Machine Learning on Non-Euclidean Domains: Powersets, Lattices, Posets

In this presentation, Chris will discuss the key findings from his Ph.D. research on Fourier-sparse learning on powersets, lattices, and partially ordered sets (posets). His research builds upon and expands the recent signal processing theory for set functions, which is an instantiation of algebraic signal processing theory (ASP) to the powerset domain.

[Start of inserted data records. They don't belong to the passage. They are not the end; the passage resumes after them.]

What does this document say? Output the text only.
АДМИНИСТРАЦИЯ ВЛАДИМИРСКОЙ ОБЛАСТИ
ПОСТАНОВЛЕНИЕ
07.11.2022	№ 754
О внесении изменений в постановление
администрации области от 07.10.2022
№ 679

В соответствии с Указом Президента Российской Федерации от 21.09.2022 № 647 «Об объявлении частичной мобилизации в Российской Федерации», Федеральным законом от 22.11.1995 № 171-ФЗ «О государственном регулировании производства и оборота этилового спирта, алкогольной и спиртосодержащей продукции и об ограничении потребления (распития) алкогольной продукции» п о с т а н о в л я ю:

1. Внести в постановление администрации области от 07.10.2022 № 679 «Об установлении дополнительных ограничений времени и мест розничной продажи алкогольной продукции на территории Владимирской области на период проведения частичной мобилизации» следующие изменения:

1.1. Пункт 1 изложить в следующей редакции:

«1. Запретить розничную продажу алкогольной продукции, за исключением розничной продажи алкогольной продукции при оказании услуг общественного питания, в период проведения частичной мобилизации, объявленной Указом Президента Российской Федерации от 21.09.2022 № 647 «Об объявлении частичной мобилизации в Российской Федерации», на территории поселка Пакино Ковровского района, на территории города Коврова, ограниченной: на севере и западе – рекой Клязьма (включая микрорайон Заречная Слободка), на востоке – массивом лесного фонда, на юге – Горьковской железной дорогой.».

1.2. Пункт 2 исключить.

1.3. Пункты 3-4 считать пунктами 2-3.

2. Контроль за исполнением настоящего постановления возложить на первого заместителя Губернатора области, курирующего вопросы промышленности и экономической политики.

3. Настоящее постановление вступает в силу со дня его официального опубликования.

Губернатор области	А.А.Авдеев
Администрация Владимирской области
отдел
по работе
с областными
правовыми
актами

ASP offers a theoretical framework for the axiomatic derivation of signal processing operations such as convolutional filters and Fourier transforms from appropriate shift operations that capture the characteristics of a specific domain. When applied to the powerset domain, ASP gives rise to four novel non-orthogonal Fourier transforms. Chris has developed sparse Fourier transform algorithms for these novel bases, substantially expanding the family of learnable set functions. The resulting Fourier-sparse representations are particularly well-suited for combinatorial auctions, where bidders place bids on subsets of goods, and their preferences are modelled using set functions. Inspired by this observation, we designed an auction mechanism that utilizes Fourier-sparse bidder representations.

Chris Wendler earned his B.Sc. in Mathematics and M.Sc. in Computer Science from Leopold-Franzens-University in Innsbruck, Austria, in 2017 and 2016, respectively. In 2023, he obtained his Ph.D. in Computer Science from ETH Zurich. His doctoral research focused on signal processing and machine learning in non-Euclidean domains with a focus on powersets, lattices, and posets.